计算结果表明:使用该法对空心板桥进行加固,施工简单,加固效果明显,斜交空心板桥的加固效果没有正交空心板桥的好;所施加横向预应力的大小对加固效果影响不大;在纵桥方向上,同一号板在跨中处的加固效率较两端高;宽跨比越小对加固效果越有利;斜交空心板桥的斜度越大对加固越不利。这些结论对同类桥的加固有一定借鉴作用。
由于我国目前装配式预应力空心板桥应用广泛、使用普遍,大量装配式预应力空心板桥存在空心板间企口缝沿纵向开裂等缺陷,所以广泛推广此加固技术,对存在缺陷的装配式预应力空心板桥进行加固将具有较大的社会意义和实用价值。

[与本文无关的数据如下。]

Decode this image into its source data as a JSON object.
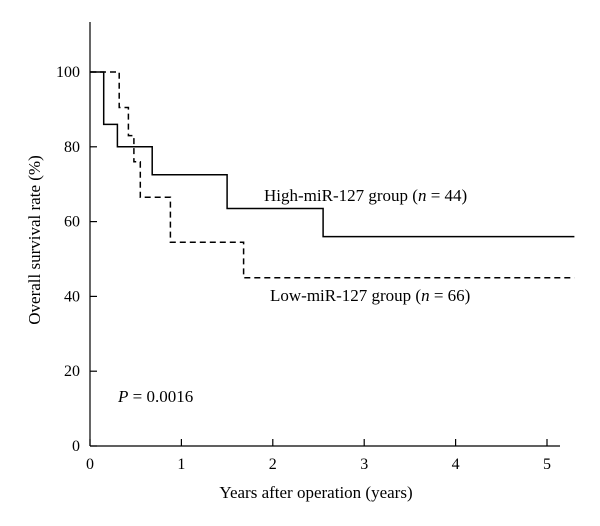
{
  "chart_data": {
    "type": "line",
    "subtype": "kaplan-meier step curve",
    "xlabel": "Years after operation (years)",
    "ylabel": "Overall survival rate (%)",
    "xlim": [
      0,
      5.5
    ],
    "ylim": [
      0,
      115
    ],
    "xticks": [
      0,
      1,
      2,
      3,
      4,
      5
    ],
    "yticks": [
      0,
      20,
      40,
      60,
      80,
      100
    ],
    "grid": false,
    "annotation": {
      "italic": "P",
      "rest": " = 0.0016"
    },
    "series": [
      {
        "name": "High-miR-127 group (n = 44)",
        "label_prefix": "High-miR-127 group (",
        "label_italic": "n",
        "label_suffix": " = 44)",
        "line_style": "solid",
        "color": "#000000",
        "x": [
          0,
          0.15,
          0.15,
          0.3,
          0.3,
          0.68,
          0.68,
          1.5,
          1.5,
          2.55,
          2.55,
          5.3
        ],
        "y": [
          100,
          100,
          86,
          86,
          80,
          80,
          72.5,
          72.5,
          63.5,
          63.5,
          56,
          56
        ]
      },
      {
        "name": "Low-miR-127 group (n = 66)",
        "label_prefix": "Low-miR-127 group (",
        "label_italic": "n",
        "label_suffix": " = 66)",
        "line_style": "dashed",
        "color": "#000000",
        "x": [
          0,
          0.32,
          0.32,
          0.42,
          0.42,
          0.48,
          0.48,
          0.55,
          0.55,
          0.88,
          0.88,
          1.68,
          1.68,
          5.3
        ],
        "y": [
          100,
          100,
          90.5,
          90.5,
          83,
          83,
          76,
          76,
          66.5,
          66.5,
          54.5,
          54.5,
          45,
          45
        ]
      }
    ]
  }
}
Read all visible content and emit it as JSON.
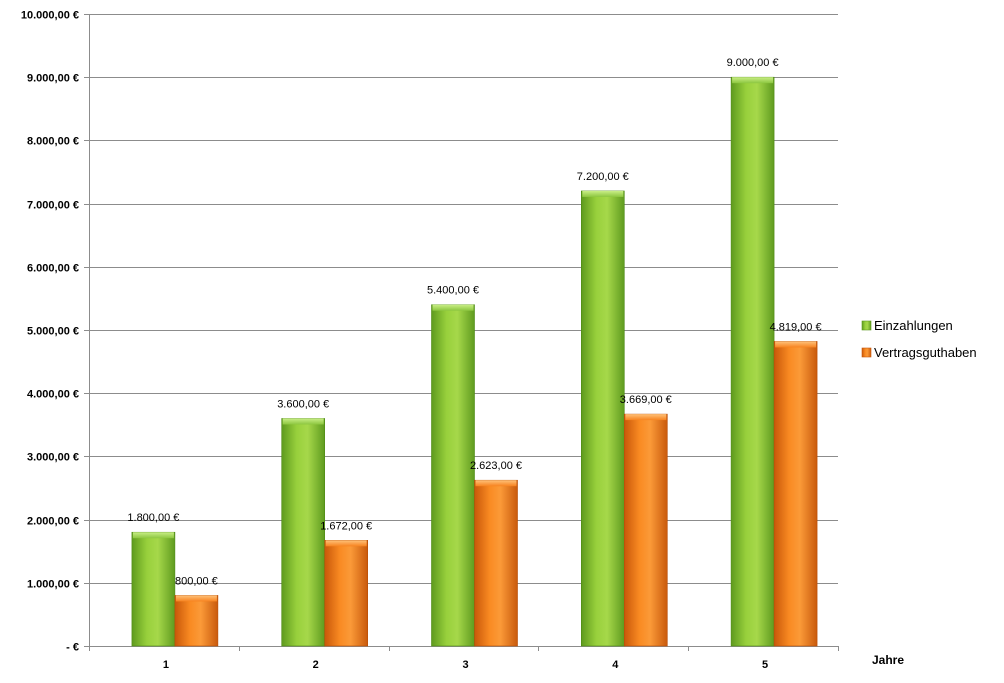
{
  "chart_data": {
    "type": "bar",
    "categories": [
      "1",
      "2",
      "3",
      "4",
      "5"
    ],
    "series": [
      {
        "name": "Einzahlungen",
        "values": [
          1800,
          3600,
          5400,
          7200,
          9000
        ],
        "labels": [
          "1.800,00 €",
          "3.600,00 €",
          "5.400,00 €",
          "7.200,00 €",
          "9.000,00 €"
        ],
        "color": "#8CC63F"
      },
      {
        "name": "Vertragsguthaben",
        "values": [
          800,
          1672,
          2623,
          3669,
          4819
        ],
        "labels": [
          "800,00 €",
          "1.672,00 €",
          "2.623,00 €",
          "3.669,00 €",
          "4.819,00 €"
        ],
        "color": "#F7821E"
      }
    ],
    "y_ticks": [
      {
        "value": 0,
        "label": "-   €"
      },
      {
        "value": 1000,
        "label": "1.000,00 €"
      },
      {
        "value": 2000,
        "label": "2.000,00 €"
      },
      {
        "value": 3000,
        "label": "3.000,00 €"
      },
      {
        "value": 4000,
        "label": "4.000,00 €"
      },
      {
        "value": 5000,
        "label": "5.000,00 €"
      },
      {
        "value": 6000,
        "label": "6.000,00 €"
      },
      {
        "value": 7000,
        "label": "7.000,00 €"
      },
      {
        "value": 8000,
        "label": "8.000,00 €"
      },
      {
        "value": 9000,
        "label": "9.000,00 €"
      },
      {
        "value": 10000,
        "label": "10.000,00 €"
      }
    ],
    "ylim": [
      0,
      10000
    ],
    "xlabel": "Jahre",
    "ylabel": "",
    "grid": true,
    "legend": "right"
  }
}
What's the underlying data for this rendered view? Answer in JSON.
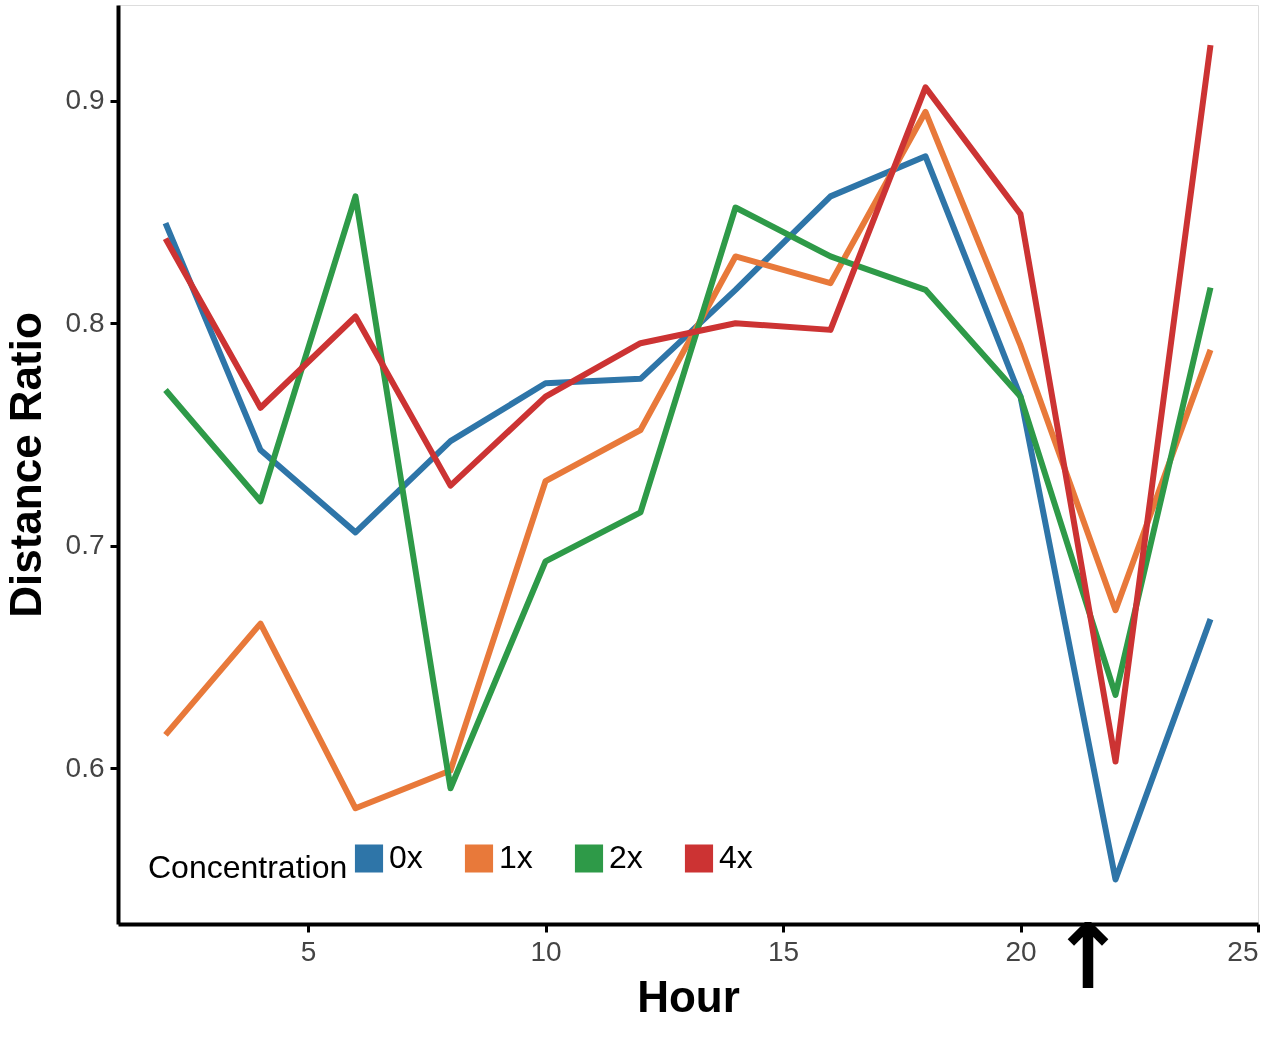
{
  "chart_data": {
    "type": "line",
    "xlabel": "Hour",
    "ylabel": "Distance Ratio",
    "legend_title": "Concentration",
    "x": [
      2,
      4,
      6,
      8,
      10,
      12,
      14,
      16,
      18,
      20,
      22,
      24
    ],
    "series": [
      {
        "name": "0x",
        "color": "#2e75a8",
        "values": [
          0.845,
          0.743,
          0.706,
          0.747,
          0.773,
          0.775,
          0.815,
          0.857,
          0.875,
          0.767,
          0.55,
          0.667
        ]
      },
      {
        "name": "1x",
        "color": "#e8793a",
        "values": [
          0.615,
          0.665,
          0.582,
          0.599,
          0.729,
          0.752,
          0.83,
          0.818,
          0.895,
          0.79,
          0.671,
          0.788
        ]
      },
      {
        "name": "2x",
        "color": "#2e9a48",
        "values": [
          0.77,
          0.72,
          0.857,
          0.591,
          0.693,
          0.715,
          0.852,
          0.83,
          0.815,
          0.767,
          0.633,
          0.816
        ]
      },
      {
        "name": "4x",
        "color": "#cc3333",
        "values": [
          0.838,
          0.762,
          0.803,
          0.727,
          0.767,
          0.791,
          0.8,
          0.797,
          0.906,
          0.849,
          0.603,
          0.925
        ]
      }
    ],
    "xlim": [
      1,
      25
    ],
    "xticks": [
      5,
      10,
      15,
      20,
      25
    ],
    "ylim": [
      0.53,
      0.943
    ],
    "yticks": [
      0.6,
      0.7,
      0.8,
      0.9
    ],
    "annotations": [
      "↑"
    ],
    "grid": false,
    "legend": "bottom left",
    "marker": "none",
    "line_style": "solid"
  }
}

For such advantages as low construction height,being easily prefabricated and economical material using,assembly pre-stressed concrete hollow board bridge is applied widely in bridge engineering. Bridges of the type built in 1970s and 1980s have faults as low load bearing capacity and small tongue-and-groove joint between boards. With modern economy developing highly,heavy vehicles and overload vehicles appear frequently,and cause that longitudinal cracks and pitfalls along tongue-and-groove between boards emerge in bridges of the type recently. Concrete near tongue-and-groove tattered or fallen off,and leakage over large areas lead to fail transverse contact and single plate bearing. As an ultimate result,driving safety and traffic capacity of the whole highway are imperiled. Therefore,reinforcement research on these sick bridges of the type is of great practical engineering value.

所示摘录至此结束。